Physical Properties of Pure Water

Physical Properties of Pure Water:

(a) Nature- Pure water is a colourless, tasteless and odourless liquid. Distilled water is pure. Drinking water has a pleasant taste because dissolved minerals and air in the water make it taste better.

(b) States- Pure water exists in all the three states as solid (ice), liquid (water) and gaseous (steam or water vapour).

(c) Freezing Point of Water- Pure water freezes to solid ice at 0°C (at 760 mm of mercury pressure).

If the water contains impurities, it freezes at a temperature less than 0°C. Presence of impurities lowers the freezing point. Also at a higher pressure, water freezes at a temperature slightly less than 0°C.

That is why, on mountains (at a lower atmospheric pressure), water freezes at a temperature slightly higher than 0°C.

(d) Boiling point of water- Pure water boils at 100°C (at 760 mm of mercury pressure).

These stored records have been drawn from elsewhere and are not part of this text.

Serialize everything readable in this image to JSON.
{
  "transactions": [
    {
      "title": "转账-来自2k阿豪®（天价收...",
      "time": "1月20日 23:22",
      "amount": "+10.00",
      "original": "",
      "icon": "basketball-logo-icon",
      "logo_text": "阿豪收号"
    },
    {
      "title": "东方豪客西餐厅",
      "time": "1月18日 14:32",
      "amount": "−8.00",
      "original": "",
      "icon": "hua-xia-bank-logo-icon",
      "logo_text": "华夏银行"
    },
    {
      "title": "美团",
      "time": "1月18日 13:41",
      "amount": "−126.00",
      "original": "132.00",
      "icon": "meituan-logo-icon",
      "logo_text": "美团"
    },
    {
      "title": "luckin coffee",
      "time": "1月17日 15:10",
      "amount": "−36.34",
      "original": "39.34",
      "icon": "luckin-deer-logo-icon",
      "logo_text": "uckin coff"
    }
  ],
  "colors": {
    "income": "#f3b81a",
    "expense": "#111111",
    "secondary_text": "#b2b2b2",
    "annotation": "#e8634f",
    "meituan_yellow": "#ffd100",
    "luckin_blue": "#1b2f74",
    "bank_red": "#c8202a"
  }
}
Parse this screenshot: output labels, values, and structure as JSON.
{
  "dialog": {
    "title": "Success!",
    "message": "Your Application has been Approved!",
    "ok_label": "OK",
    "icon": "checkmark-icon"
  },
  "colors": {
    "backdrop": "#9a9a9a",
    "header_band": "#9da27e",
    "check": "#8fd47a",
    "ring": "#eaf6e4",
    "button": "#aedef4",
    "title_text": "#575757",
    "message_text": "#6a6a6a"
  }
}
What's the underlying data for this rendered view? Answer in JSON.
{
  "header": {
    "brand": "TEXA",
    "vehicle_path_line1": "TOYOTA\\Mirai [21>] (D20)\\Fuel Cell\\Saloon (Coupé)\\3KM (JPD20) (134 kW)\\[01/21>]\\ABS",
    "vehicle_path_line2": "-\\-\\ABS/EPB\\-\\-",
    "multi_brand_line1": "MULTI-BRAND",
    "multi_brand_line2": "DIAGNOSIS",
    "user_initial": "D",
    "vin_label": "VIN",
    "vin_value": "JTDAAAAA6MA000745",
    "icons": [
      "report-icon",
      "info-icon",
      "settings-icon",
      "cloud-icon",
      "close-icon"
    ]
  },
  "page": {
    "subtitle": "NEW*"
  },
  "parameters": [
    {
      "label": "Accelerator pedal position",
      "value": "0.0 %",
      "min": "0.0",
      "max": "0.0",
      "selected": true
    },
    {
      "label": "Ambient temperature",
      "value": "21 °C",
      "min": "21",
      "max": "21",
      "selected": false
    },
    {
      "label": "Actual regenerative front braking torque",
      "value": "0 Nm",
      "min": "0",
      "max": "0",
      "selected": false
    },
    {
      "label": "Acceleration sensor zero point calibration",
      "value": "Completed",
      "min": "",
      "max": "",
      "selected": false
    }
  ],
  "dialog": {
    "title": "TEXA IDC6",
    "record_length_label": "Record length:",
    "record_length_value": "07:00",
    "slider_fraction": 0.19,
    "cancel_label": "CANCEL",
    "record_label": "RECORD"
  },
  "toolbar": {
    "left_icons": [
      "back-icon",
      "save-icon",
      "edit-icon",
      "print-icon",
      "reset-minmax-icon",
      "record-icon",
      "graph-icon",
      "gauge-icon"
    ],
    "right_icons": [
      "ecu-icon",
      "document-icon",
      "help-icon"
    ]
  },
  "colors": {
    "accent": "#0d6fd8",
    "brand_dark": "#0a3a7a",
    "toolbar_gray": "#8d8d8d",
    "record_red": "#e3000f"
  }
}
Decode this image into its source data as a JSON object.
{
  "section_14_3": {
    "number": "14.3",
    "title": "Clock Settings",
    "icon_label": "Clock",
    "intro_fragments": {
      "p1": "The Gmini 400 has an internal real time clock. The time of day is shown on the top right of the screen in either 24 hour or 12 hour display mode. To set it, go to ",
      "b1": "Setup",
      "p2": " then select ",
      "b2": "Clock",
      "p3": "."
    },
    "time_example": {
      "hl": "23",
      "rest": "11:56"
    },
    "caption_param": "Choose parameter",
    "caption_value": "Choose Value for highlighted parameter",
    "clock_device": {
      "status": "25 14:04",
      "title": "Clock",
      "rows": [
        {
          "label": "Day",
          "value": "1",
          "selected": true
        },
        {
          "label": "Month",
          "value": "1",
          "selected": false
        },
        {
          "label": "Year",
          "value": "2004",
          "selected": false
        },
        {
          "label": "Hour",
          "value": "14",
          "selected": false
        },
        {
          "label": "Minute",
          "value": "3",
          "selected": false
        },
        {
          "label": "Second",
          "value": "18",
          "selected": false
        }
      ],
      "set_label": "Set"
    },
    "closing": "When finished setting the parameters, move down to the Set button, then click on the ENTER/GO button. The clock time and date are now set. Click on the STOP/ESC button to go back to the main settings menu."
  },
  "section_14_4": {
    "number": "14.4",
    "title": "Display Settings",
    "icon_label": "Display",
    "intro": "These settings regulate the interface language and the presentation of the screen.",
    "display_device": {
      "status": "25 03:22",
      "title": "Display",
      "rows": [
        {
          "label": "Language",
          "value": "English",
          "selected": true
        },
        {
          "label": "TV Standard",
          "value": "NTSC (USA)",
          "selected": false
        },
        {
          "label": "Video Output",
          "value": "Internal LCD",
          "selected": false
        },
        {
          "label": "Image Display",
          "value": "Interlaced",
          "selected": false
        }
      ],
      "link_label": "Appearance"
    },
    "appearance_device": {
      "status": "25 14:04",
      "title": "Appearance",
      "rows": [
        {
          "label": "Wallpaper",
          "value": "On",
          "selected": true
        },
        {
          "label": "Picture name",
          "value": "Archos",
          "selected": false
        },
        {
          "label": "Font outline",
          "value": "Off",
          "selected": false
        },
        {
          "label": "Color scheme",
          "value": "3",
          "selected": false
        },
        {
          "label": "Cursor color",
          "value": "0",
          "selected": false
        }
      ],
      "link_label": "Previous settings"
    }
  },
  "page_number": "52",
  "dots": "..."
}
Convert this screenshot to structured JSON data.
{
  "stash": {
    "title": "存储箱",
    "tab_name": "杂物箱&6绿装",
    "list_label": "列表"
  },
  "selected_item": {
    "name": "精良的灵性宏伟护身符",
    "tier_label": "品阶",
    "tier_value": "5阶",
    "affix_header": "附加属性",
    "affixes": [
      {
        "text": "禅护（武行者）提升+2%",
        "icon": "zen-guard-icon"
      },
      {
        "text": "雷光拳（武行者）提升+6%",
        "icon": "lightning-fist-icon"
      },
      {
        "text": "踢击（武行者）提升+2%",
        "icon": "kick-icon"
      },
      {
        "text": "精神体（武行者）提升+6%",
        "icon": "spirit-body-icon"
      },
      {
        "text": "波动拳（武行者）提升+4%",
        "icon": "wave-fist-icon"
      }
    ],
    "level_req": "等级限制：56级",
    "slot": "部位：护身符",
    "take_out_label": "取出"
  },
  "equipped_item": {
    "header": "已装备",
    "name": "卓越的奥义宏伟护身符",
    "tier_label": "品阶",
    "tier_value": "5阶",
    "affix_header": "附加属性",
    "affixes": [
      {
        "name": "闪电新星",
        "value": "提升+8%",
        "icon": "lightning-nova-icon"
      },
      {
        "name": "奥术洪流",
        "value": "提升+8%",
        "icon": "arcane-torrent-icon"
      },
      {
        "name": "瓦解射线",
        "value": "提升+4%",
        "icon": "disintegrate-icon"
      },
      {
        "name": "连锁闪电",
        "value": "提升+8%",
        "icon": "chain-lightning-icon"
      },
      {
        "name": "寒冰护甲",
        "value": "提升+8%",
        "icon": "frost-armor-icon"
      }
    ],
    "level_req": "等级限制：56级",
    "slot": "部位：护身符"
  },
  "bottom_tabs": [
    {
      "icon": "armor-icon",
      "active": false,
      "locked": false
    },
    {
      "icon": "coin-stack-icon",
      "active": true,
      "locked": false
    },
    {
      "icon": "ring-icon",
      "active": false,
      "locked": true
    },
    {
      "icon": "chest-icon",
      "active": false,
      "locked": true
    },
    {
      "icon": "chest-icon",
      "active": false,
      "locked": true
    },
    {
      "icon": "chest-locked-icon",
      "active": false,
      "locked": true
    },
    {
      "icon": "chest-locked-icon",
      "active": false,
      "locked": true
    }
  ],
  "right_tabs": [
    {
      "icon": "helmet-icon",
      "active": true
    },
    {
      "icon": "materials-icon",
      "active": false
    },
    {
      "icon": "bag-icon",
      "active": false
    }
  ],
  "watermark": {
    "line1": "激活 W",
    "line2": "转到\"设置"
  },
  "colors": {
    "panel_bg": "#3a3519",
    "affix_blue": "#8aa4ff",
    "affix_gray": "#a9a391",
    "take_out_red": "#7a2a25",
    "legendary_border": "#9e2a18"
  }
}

At high pressure, the boiling point is more than 100°C. When pressure is high, molecules of water vapour cannot escape easily from the surface. This is why food cooks faster in a pressure cooker.

At low pressure (or on high mountains), water boils at a temperature slightly less than 100°C. This is so because water molecules are more free to escape from the water surface.

(e) Stable Substance- Water is a stable substance. It is broken into its components H2 and O2 when we heat water to beyond 500°C. Alternatively, electrolysis breaks molecules of water into H2 and O2.

During freezing and boiling, the molecules of water are not broken down.

(f) Anomalous Expansion- Normally, a substance expands on heating and contracts on freezing. But with water, it is just the opposite, when heated or cooled between 4°C and 0°C.

  • On cooling below 4°C, water expands and hence its volume increases. So, the volume of ice at 0°C is greater than the volume of water at 0°C. Water contracts from 0°C to 4°C and then expands as usual with rise in temperature.
  • On heating water at 0°C, water contracts and hence its volume decreases. This happens up to 4°C. On freezing the water, its volume increases by about 10%.

(g) Density- Density of solid water, i.e. ice is lower than the density of liquid water at room temperature. That is why ice cubes float in water. Ice is lighter than water.

Density of a substance is defined as its mass per unit volume. Mathematically,

Density = mass / volume

Pure water has the maximum density at 4°C and minimum density at 0°C. Its density decreases by 10%. Ice becomes lighter and floats in water.

Hence, pure water has a minimum volume at 4°C and maximum volume at 0°C. Very cool water at around 4°C is the most packed arrangement.

It means that for the same mass of ice and water, the volume of ice is more than that of water. In other words, size of water increases on solidification while mass remains the same.

Therefore, water expands in volume when it is solidified to ice. But with ghee or oil, it is just the opposite; they expand on heating and contract on freezing. Normally 1 cm3 (c.c.) of water has a mass of 1 gram. That is, the density of water is 1g/cm3.

(h) Heat capacity of water- Heat capacity of a substance is the heat required to raise the temperature by one degree.

Heat capacity of water is the highest among all liquids.

(i) A good solvent- Water is an excellent solvent. It dissolves many substances forming aqueous solutions. Therefore, it is known as ‘universal’ solvent. A solution of a substance in water is known as an aqueous solution (aqueous means watery).

(j) Pure water is a bad conductor of heat and electricity. Molecules of water attract each other. This attraction between the molecules is partly electrical in nature.